I cannot get my mind around the fact that this incredibly powerful, useful, and consistently correct ability can apparently only work -- out of the entire country -- in a 10 x 10 plot of land.
Not so much that, just that "consistency" seems to fade as one fiddles with it (or attempts to do it the same way twice it seems). Many people, upon discovering that repeated attempts yeild different results and demonstrate erratic and incosistant behavior, conclude the effect does not exist at all and cease to examine it further.
Others insist the effect is "untestable, but somehow they just KNOW it's true" and then cease to examine it further.
Edge is different in that he continues to examine it long after many would have gone one way or the other. It will be interesting to see if there will come a time when:
1. Edge will decide to continue to believe that it works, but feel it is far too complicated to elicit reproducable results.
2. sufficient failure under intense examination will eventally lead him to conclude that "dowsing" is indeed comprised solely of known probabalistic, physiological and psychological events.
3. he will find sufficient conditions to create repeatable events beyond explanation of known phenemonena and apply for the challenge (or win a Nobel prize for physics).
#1 would be a rather boring end, and he seems determined to find his way through to 3, even at the risk of one day falling into 2. To that end I've attempted to direct him into more simplistic tests of dowsing.
For example, I've suggested there might be a difference in different dowsing rods.
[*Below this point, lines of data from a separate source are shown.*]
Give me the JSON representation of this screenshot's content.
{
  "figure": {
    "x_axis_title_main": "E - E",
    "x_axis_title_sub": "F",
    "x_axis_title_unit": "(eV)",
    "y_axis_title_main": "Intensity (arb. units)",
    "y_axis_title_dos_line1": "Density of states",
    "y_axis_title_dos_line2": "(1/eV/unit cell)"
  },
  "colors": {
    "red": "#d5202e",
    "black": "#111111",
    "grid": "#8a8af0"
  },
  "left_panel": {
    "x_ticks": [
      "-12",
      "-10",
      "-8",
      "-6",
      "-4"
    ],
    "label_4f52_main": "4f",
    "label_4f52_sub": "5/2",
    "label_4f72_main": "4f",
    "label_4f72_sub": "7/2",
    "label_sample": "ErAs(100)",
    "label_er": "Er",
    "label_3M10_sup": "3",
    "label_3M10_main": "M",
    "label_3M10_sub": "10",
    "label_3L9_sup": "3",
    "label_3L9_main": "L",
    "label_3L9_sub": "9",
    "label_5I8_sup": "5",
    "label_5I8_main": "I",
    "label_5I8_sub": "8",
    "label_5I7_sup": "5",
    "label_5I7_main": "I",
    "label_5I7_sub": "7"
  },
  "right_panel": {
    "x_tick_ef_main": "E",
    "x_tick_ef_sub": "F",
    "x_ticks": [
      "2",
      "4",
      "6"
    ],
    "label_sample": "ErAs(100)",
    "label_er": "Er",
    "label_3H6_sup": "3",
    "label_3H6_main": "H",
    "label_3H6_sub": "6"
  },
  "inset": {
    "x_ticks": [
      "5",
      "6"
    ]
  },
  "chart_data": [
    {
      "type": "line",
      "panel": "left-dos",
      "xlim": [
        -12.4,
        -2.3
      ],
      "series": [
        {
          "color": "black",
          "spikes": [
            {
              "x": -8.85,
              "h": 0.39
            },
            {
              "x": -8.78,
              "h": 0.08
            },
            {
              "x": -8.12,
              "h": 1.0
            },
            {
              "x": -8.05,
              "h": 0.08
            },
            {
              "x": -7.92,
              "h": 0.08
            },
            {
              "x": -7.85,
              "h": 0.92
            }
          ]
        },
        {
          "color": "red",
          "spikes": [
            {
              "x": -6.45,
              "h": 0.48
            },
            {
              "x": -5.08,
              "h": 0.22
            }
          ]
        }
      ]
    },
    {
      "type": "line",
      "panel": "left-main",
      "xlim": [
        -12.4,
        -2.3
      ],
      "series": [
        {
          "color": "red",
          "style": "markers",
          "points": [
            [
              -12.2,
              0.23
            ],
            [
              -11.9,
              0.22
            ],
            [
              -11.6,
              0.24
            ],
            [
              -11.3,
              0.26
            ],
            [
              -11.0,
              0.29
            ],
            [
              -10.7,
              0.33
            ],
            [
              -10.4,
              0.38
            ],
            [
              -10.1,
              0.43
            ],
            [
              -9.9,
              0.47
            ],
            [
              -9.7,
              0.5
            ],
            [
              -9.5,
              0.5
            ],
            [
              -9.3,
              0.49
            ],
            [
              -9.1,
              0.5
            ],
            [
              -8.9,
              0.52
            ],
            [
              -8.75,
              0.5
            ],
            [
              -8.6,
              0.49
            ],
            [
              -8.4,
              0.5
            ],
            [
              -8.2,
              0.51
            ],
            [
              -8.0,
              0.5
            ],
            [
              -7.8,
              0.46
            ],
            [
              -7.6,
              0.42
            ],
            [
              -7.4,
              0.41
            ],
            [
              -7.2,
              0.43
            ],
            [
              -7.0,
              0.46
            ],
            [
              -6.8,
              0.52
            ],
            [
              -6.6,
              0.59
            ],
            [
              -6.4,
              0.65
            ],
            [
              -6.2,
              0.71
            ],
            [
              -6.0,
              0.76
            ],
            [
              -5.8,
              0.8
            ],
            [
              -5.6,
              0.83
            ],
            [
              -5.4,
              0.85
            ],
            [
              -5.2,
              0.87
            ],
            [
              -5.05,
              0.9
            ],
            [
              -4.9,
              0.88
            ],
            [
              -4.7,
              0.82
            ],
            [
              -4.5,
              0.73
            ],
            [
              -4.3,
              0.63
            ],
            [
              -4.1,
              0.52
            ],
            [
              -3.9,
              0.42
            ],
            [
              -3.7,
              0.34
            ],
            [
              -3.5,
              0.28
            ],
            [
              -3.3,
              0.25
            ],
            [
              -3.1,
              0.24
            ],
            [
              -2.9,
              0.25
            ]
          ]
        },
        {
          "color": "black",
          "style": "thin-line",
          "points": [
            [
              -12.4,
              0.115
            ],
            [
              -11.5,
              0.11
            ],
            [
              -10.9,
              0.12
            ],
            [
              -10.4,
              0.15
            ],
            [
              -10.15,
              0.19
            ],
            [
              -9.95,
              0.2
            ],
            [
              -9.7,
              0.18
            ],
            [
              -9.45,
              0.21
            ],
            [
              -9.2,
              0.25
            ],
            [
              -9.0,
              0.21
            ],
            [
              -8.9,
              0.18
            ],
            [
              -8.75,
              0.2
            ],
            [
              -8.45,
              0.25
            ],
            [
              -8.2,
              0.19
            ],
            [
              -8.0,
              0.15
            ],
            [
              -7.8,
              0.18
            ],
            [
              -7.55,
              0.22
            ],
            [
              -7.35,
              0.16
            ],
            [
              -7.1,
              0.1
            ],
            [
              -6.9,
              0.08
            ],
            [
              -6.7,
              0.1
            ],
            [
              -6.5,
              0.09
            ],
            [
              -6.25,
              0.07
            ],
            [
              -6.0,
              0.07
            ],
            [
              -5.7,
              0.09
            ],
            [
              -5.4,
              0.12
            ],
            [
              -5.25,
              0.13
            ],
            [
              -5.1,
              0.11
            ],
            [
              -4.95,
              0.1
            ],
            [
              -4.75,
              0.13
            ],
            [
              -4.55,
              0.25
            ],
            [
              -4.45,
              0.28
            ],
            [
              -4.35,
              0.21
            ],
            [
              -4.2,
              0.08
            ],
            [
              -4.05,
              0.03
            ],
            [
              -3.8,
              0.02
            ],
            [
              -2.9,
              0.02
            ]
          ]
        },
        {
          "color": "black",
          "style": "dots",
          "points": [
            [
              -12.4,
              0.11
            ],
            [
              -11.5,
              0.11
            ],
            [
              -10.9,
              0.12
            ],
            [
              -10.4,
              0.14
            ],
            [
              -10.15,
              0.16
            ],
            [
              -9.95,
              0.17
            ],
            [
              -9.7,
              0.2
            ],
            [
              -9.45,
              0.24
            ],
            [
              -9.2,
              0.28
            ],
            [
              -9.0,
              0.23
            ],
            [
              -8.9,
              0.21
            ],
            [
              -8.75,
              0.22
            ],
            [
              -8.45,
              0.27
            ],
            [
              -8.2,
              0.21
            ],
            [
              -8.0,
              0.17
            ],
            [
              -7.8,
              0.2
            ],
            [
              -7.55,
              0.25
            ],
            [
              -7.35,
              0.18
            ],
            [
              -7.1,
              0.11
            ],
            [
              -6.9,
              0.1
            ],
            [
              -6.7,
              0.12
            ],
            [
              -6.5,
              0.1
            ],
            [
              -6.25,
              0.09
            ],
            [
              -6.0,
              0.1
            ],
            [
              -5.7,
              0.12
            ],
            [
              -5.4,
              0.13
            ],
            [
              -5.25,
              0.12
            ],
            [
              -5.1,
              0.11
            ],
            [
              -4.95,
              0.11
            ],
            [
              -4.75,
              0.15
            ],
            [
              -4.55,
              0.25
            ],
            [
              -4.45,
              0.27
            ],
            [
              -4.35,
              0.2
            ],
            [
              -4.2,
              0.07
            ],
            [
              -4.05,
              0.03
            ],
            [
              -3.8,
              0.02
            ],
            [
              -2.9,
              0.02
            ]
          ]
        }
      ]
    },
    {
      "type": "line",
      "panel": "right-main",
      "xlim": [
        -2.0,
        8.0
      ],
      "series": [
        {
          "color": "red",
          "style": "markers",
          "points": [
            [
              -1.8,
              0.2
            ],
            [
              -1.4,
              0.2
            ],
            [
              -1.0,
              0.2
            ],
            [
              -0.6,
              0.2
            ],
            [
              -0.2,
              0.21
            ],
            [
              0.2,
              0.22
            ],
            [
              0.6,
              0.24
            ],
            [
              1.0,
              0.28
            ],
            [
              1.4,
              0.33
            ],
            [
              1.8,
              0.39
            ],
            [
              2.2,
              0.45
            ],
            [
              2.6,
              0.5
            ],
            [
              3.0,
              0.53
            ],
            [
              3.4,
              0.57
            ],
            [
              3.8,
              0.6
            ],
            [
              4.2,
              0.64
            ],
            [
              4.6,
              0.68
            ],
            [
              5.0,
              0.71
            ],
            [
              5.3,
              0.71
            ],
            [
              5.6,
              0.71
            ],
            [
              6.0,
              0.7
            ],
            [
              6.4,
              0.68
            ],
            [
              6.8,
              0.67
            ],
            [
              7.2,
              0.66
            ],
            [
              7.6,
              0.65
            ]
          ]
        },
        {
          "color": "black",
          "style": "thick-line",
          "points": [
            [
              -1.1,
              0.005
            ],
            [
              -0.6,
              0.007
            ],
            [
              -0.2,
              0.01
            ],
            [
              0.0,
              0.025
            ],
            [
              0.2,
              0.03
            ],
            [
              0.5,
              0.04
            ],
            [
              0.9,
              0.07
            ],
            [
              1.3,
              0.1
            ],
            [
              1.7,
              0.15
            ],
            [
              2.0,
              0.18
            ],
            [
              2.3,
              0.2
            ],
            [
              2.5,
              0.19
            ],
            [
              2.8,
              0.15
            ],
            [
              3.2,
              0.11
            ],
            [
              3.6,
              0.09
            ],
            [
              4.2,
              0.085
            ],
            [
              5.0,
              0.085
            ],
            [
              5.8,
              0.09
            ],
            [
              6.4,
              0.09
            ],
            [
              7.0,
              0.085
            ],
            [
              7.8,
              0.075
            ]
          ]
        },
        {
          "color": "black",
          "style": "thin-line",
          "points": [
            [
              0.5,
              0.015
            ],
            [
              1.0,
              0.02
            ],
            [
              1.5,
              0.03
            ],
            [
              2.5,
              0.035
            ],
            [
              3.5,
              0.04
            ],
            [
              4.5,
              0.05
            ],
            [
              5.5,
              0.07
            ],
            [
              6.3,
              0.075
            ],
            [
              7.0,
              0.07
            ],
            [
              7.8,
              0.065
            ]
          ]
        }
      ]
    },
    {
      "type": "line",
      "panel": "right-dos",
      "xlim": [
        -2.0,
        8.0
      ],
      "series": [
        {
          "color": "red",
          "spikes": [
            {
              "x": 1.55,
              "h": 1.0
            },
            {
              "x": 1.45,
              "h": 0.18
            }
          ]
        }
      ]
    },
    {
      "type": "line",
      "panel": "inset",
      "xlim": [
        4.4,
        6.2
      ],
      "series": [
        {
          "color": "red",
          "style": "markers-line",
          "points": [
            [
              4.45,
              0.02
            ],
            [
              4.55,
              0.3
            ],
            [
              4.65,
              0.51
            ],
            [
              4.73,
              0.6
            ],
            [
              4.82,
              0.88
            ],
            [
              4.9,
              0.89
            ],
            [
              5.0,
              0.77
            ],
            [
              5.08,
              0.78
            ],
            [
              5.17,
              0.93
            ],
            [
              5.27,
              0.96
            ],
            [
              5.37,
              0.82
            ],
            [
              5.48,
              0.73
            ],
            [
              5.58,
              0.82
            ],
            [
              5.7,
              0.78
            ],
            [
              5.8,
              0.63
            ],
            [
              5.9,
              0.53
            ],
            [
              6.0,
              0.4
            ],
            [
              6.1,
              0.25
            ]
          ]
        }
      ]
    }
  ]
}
If he could demonstrate a difference between two rods that would be otherwise indistinguishable, that would be worthy of the challenge. If there is absolutely no discernable difference between dowsing with an oak stick, an iron bar, a glass tube, or a blade of grass, that might lead an experimenter to wonder exactly what it is the stick does, or if it is even required at all!
Or, he could test the force of the pull during dowsing. If such a force is detectable, that would be worthy of the challenge (being a previously-unknown force). If absolutely no actual measurable force is present, it might lead an experimenter to wonder whether the action of the rod during dowsing is indeed explained by other phenomona in the dowsers physiology.
I think examination of the fundamental elements like composition and force will prove the most enlightening, whatever those results may be.